“哼,抱上迟凛大腿又怎么样,不过是个小情儿,再说了方安的制度在这,实习考核不合格也得滚蛋。”

“谁说不是呢,到时候谁能威胁到孙哥的地位?之后还得拜托哥替我向赵总说说好话。”

听到外面的议论声,江稚鱼破门而出,厕所门顿时发出“砰”的一声。

孙松抬眼也不害怕,直直看著江稚鱼,欠揍开口:“怎么?戳到你的痛处了?”

江稚鱼没说话,一旁的几人见情况不对连忙跑了出去。

江稚鱼看著孙松,眼神越来越冷。

孙松被他的神情吓了一跳,强压著恐惧开口:“你别乱来啊,我告诉你,你知道我是谁吗?你敢动我?”

江稚鱼轻笑撸起袖子,露出胳膊,拍了拍孙松的脸:“你不是说我抱上迟凛大腿了吗?你觉得我会怕?”

下一瞬,天昏地暗,两人扭打在一起,江稚鱼身形毕竟不占优势,对上将近200斤的体格显然吃力。

孙松趁江稚鱼不备一拳砸到他侧脸,江稚鱼吃痛,却咬牙摁住孙松的脖颈,用腿使劲往那一顶。

一名成年男性的力气不容小觑,又是最最脆弱的地方,孙松疼得嗷嗷叫唤,在地上打滚,肥硕的身体像是个气球一时半刻起不来。

江稚鱼又往他脸上补了一拳,随后擦去嘴边的血迹,云淡风轻地洗干净手。

“去告状吧,我等著。

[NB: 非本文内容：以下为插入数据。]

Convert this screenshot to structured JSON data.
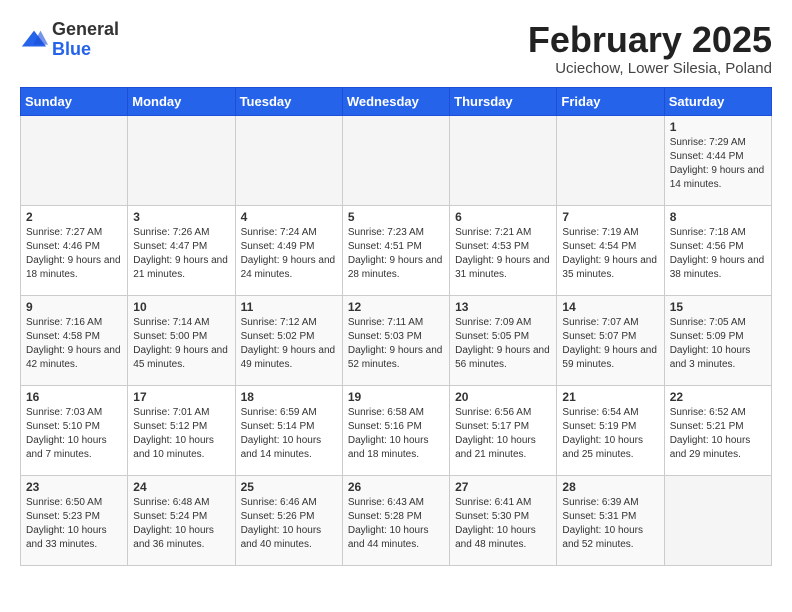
{
  "logo": {
    "general": "General",
    "blue": "Blue"
  },
  "title": {
    "month_year": "February 2025",
    "location": "Uciechow, Lower Silesia, Poland"
  },
  "days_of_week": [
    "Sunday",
    "Monday",
    "Tuesday",
    "Wednesday",
    "Thursday",
    "Friday",
    "Saturday"
  ],
  "weeks": [
    [
      {
        "day": "",
        "info": ""
      },
      {
        "day": "",
        "info": ""
      },
      {
        "day": "",
        "info": ""
      },
      {
        "day": "",
        "info": ""
      },
      {
        "day": "",
        "info": ""
      },
      {
        "day": "",
        "info": ""
      },
      {
        "day": "1",
        "info": "Sunrise: 7:29 AM\nSunset: 4:44 PM\nDaylight: 9 hours and 14 minutes."
      }
    ],
    [
      {
        "day": "2",
        "info": "Sunrise: 7:27 AM\nSunset: 4:46 PM\nDaylight: 9 hours and 18 minutes."
      },
      {
        "day": "3",
        "info": "Sunrise: 7:26 AM\nSunset: 4:47 PM\nDaylight: 9 hours and 21 minutes."
      },
      {
        "day": "4",
        "info": "Sunrise: 7:24 AM\nSunset: 4:49 PM\nDaylight: 9 hours and 24 minutes."
      },
      {
        "day": "5",
        "info": "Sunrise: 7:23 AM\nSunset: 4:51 PM\nDaylight: 9 hours and 28 minutes."
      },
      {
        "day": "6",
        "info": "Sunrise: 7:21 AM\nSunset: 4:53 PM\nDaylight: 9 hours and 31 minutes."
      },
      {
        "day": "7",
        "info": "Sunrise: 7:19 AM\nSunset: 4:54 PM\nDaylight: 9 hours and 35 minutes."
      },
      {
        "day": "8",
        "info": "Sunrise: 7:18 AM\nSunset: 4:56 PM\nDaylight: 9 hours and 38 minutes."
      }
    ],
    [
      {
        "day": "9",
        "info": "Sunrise: 7:16 AM\nSunset: 4:58 PM\nDaylight: 9 hours and 42 minutes."
      },
      {
        "day": "10",
        "info": "Sunrise: 7:14 AM\nSunset: 5:00 PM\nDaylight: 9 hours and 45 minutes."
      },
      {
        "day": "11",
        "info": "Sunrise: 7:12 AM\nSunset: 5:02 PM\nDaylight: 9 hours and 49 minutes."
      },
      {
        "day": "12",
        "info": "Sunrise: 7:11 AM\nSunset: 5:03 PM\nDaylight: 9 hours and 52 minutes."
      },
      {
        "day": "13",
        "info": "Sunrise: 7:09 AM\nSunset: 5:05 PM\nDaylight: 9 hours and 56 minutes."
      },
      {
        "day": "14",
        "info": "Sunrise: 7:07 AM\nSunset: 5:07 PM\nDaylight: 9 hours and 59 minutes."
      },
      {
        "day": "15",
        "info": "Sunrise: 7:05 AM\nSunset: 5:09 PM\nDaylight: 10 hours and 3 minutes."
      }
    ],
    [
      {
        "day": "16",
        "info": "Sunrise: 7:03 AM\nSunset: 5:10 PM\nDaylight: 10 hours and 7 minutes."
      },
      {
        "day": "17",
        "info": "Sunrise: 7:01 AM\nSunset: 5:12 PM\nDaylight: 10 hours and 10 minutes."
      },
      {
        "day": "18",
        "info": "Sunrise: 6:59 AM\nSunset: 5:14 PM\nDaylight: 10 hours and 14 minutes."
      },
      {
        "day": "19",
        "info": "Sunrise: 6:58 AM\nSunset: 5:16 PM\nDaylight: 10 hours and 18 minutes."
      },
      {
        "day": "20",
        "info": "Sunrise: 6:56 AM\nSunset: 5:17 PM\nDaylight: 10 hours and 21 minutes."
      },
      {
        "day": "21",
        "info": "Sunrise: 6:54 AM\nSunset: 5:19 PM\nDaylight: 10 hours and 25 minutes."
      },
      {
        "day": "22",
        "info": "Sunrise: 6:52 AM\nSunset: 5:21 PM\nDaylight: 10 hours and 29 minutes."
      }
    ],
    [
      {
        "day": "23",
        "info": "Sunrise: 6:50 AM\nSunset: 5:23 PM\nDaylight: 10 hours and 33 minutes."
      },
      {
        "day": "24",
        "info": "Sunrise: 6:48 AM\nSunset: 5:24 PM\nDaylight: 10 hours and 36 minutes."
      },
      {
        "day": "25",
        "info": "Sunrise: 6:46 AM\nSunset: 5:26 PM\nDaylight: 10 hours and 40 minutes."
      },
      {
        "day": "26",
        "info": "Sunrise: 6:43 AM\nSunset: 5:28 PM\nDaylight: 10 hours and 44 minutes."
      },
      {
        "day": "27",
        "info": "Sunrise: 6:41 AM\nSunset: 5:30 PM\nDaylight: 10 hours and 48 minutes."
      },
      {
        "day": "28",
        "info": "Sunrise: 6:39 AM\nSunset: 5:31 PM\nDaylight: 10 hours and 52 minutes."
      },
      {
        "day": "",
        "info": ""
      }
    ]
  ]
}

”

下午两点,沉文急匆匆推开办公室。

“迟总,江少爷不见了。”

迟凛签文件的手一颤,钢笔在文件上划过一条长痕。

监控室内,在看到江稚鱼往东边去了,迟凛的脸色沉得有些吓人。

东边,华灯会所,江城最大的顶级娱乐场所。

想到那里是干什的,迟凛攥紧了拳头,随即开车跟了过去。